London: Labour Party politician Sadiq Khan, the son of a bus driver from Pakistan, led London's mayoral race to become city's first Muslim mayor.
Khan's lead was fairly consistent throughout the mayoral campaign, despite his party being embroiled in an unseemly anti-Semitic row over the last week.
The 45-year-old was himself accused of racism as a video emerged of him referring to moderate Muslims as "Uncle Toms".
"I do regret using the phrase and I am sorry," he said in a BBC radio interview today but went on to accuse his rival, the son of late billionaire Sir James Goldsmith and brother of Jemima Khan, of using "divisive and increasingly desperate" tactics.
"We need a mayor that will unite us, not divide us. I've had seven months of negative, divisive and increasingly desperate stuff from him," he said.
He also addressed Hindu and Sikh voters directly to say that he had no plans to "tax or nick their gold", in reference to some Goldsmith campaign leaflets which had implied that Khan would go after London's minority communities who tend to have gold reserves in temples and at home.
An Opinium poll for 'Evening Standard' a few days back put Khan on 35 per cent of first preference votes and Goldsmith at 26 per cent. The lead was even stronger on second preference votes, with Khan leading by 57 per cent to 43 per cent.
None of the other candidates, including Kashmiri-origin Ankit Love, got more than four per cent.
Khan is a former human rights lawyer and an MP from Tooting, east London, since 2005. He was a prominent figure in former Labour Prime Minister Gordon Brown's Cabinet and had resigned from the shadow Cabinet last year to launch his campaign to replace Boris Johnson whose second and final term as London mayor comes to an end this week.
He has relied on his working class roots and upbringing on a London council housing estate as strong credentials against Goldsmith's more privileged background.
Khan has also tried to distance himself from the unpopular Labour party leader, Jeremy Corbyn, who he had in fact nominated to widen the field of candidates.
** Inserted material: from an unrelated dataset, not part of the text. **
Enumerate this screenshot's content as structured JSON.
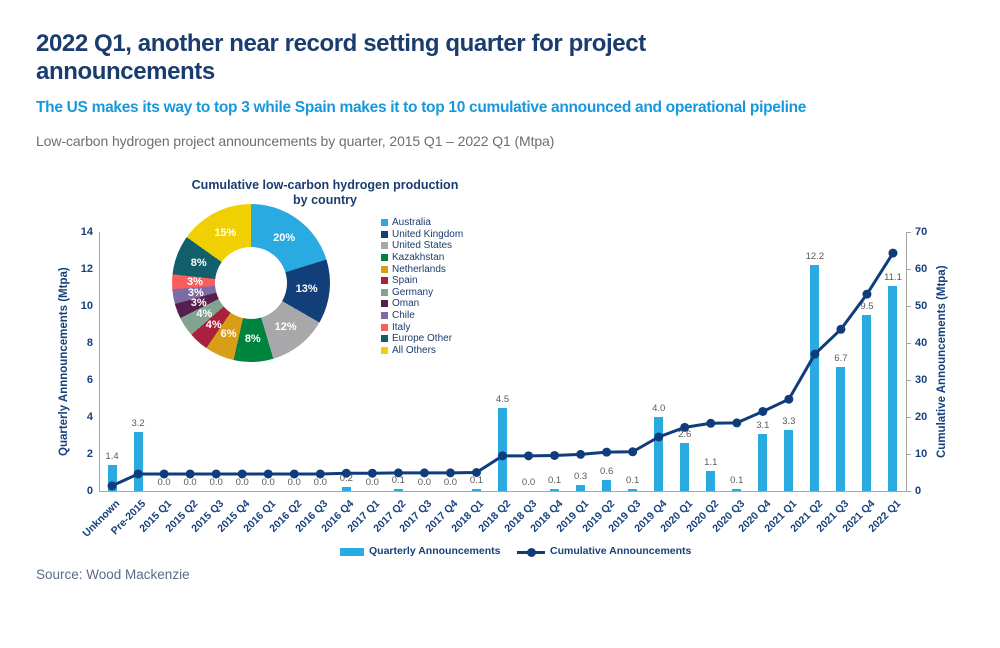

Goldsmith has sought to capitalise on Corbyn's unpopularity and warned of the dangers of the Khan-Corbyn project and not letting the "Lefties" gain control of London's City Hall. The Oxford-educated billionaire also tried to cash in on Narendra Modi's popularity among Indian-origin Londoners and issued leaflets with an image of him shaking hands with the Indian Prime Minister during the latter's visit to the UK.
The message read, "Standing up for the British Indian community." But while it seems his tactics seem to have had little effect on voters, poll pundits warn that the race is far from over as a low turnout could change things around at the last minute.